Animals in glasshouses can provide mutual benefits, though in most cases will need to be kept separate from the plants. Chickens, for example, provide CO2 and methane, which stimulate plant growth. Dust from their feathers is also beneficial, as is their body heat at night, and their manure for fertiliser. The chickens benefit from the shelter and extra warmth of the glasshouse. Many other combinations are also possible.
*all directions for southern hemisphere
Thank you Les, for a well written article. I am researching green houses.

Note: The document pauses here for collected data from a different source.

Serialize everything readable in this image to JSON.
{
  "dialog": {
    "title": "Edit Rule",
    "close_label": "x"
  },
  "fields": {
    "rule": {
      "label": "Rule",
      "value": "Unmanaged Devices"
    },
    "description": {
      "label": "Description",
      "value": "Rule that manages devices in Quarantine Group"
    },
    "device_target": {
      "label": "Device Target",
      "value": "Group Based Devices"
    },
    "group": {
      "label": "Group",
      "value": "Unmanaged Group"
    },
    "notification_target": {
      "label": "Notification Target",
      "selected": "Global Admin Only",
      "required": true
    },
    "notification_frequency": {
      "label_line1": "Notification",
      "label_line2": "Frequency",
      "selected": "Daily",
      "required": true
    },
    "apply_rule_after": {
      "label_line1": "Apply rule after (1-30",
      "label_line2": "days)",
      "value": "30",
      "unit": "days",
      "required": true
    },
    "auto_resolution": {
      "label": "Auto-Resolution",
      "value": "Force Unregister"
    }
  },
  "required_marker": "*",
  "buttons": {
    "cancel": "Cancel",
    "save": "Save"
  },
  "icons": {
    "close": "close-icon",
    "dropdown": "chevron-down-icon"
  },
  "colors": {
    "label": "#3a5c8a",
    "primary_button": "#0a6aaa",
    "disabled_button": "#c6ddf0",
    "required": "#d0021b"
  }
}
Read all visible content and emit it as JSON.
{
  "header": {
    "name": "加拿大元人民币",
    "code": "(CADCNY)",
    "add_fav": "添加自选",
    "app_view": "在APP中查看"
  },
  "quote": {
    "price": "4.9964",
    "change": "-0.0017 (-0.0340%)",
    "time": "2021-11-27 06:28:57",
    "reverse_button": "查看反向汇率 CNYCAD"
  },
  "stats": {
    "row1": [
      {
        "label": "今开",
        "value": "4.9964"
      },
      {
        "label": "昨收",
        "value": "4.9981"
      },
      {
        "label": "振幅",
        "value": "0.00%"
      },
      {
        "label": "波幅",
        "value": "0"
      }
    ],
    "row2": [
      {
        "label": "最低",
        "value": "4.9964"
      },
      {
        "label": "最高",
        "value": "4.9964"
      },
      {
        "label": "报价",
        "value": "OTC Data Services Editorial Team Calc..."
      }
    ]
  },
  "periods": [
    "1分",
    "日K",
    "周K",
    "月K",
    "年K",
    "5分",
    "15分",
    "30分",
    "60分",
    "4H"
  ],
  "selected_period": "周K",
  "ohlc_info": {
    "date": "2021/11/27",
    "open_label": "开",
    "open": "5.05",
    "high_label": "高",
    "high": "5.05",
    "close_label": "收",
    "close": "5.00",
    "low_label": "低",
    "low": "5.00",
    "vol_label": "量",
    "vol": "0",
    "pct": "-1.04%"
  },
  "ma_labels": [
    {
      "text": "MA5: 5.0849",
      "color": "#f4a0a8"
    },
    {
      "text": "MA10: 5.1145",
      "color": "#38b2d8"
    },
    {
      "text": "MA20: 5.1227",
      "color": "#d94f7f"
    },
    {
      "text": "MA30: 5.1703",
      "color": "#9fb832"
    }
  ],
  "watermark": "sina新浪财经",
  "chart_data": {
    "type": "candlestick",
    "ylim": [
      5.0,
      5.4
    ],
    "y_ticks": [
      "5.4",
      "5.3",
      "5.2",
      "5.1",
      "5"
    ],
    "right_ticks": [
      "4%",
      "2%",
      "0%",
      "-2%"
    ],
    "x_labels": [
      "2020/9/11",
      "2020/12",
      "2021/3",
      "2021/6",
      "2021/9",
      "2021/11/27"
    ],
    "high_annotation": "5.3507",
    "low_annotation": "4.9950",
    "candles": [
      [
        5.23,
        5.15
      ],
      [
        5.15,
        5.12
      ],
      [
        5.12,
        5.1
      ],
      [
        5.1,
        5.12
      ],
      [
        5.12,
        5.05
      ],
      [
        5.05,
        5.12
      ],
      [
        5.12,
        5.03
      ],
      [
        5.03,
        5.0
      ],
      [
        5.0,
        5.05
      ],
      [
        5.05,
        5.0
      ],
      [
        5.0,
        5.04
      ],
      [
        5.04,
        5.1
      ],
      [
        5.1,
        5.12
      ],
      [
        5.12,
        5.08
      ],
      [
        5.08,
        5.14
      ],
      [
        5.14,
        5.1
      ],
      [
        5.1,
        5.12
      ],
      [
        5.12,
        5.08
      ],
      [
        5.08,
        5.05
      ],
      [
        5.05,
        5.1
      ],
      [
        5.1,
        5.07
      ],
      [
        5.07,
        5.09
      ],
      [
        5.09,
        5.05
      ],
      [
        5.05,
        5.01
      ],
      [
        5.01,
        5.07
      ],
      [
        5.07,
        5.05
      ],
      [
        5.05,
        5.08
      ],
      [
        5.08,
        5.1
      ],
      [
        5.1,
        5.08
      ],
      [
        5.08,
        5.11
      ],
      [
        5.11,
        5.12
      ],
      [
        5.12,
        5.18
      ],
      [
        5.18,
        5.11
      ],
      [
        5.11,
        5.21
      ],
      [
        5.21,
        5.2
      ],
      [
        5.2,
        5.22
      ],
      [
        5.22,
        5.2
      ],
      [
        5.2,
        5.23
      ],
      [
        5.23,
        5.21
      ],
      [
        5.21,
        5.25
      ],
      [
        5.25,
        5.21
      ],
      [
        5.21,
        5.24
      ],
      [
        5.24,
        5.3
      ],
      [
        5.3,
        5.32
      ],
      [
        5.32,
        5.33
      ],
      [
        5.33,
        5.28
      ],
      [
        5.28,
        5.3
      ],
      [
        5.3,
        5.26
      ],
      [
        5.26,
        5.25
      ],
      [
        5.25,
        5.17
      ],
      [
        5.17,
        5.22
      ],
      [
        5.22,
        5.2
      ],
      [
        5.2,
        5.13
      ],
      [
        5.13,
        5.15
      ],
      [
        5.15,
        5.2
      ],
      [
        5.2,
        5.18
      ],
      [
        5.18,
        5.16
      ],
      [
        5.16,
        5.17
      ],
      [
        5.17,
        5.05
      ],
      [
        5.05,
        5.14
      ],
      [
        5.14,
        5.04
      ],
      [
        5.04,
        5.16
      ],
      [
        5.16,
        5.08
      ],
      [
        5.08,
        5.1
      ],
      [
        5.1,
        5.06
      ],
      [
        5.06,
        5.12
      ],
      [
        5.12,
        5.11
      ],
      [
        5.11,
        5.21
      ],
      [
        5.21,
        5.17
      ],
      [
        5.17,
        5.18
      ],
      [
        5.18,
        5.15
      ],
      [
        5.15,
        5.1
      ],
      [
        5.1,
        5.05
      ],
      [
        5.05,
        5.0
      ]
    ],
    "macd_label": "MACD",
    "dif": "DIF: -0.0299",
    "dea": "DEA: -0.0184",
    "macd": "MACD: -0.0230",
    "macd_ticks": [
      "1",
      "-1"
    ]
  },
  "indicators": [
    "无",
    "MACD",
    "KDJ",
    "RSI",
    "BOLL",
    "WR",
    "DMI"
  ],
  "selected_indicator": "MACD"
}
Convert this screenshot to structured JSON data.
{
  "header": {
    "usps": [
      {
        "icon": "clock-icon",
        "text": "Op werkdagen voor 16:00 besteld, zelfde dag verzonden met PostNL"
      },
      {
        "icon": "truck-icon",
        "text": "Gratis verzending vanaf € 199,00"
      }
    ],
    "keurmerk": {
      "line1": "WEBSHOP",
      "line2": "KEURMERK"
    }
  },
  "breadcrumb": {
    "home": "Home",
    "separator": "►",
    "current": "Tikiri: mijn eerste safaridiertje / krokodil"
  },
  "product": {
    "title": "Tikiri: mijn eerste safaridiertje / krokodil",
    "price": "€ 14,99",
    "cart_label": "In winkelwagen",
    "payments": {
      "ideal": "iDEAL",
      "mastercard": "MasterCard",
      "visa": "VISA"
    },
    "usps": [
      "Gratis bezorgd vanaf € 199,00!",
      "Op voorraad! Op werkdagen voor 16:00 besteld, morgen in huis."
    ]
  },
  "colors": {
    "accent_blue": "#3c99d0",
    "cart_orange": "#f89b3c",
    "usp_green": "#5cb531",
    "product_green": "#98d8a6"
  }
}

Your post allowed me to realize how the angle of my glass will play a key role.
With this said, as I construct my green house I will now locate my roof glass as perpendicular to the summer sun as possible, and my south facing lower glass as perpendicular to the winter sun as possible.
I also had not considered our lizard and frog friends as being beneficial to our indoor garden, however, in winter they do go into hibernation here, but if inside the warmth of the greenhouse maybe they will not sleep quite as long as usual.
Regarding your remark that a curved surface should be more efficient — I’ve found a couple of websites that offer geodesic dome greenhouses — glass ones in England: https://www.solardome.co.uk/11/ and polycarbonate glazing in the U.S.: https://www.geodesic-greenhouse-kits.com/. I have concerns about polycarbonate because it contains Bisphenol A which is implicated in causing cancer, see: https://www.enviroblog.org/2008/04/cheatsheet-bisphenol-a-bpa.htm. Does anyone know of a closer source of glass geodesic dome greenhouses?
For great greenhouses, check out Anna Edey’s book “Solviva”, or her website solviva.com.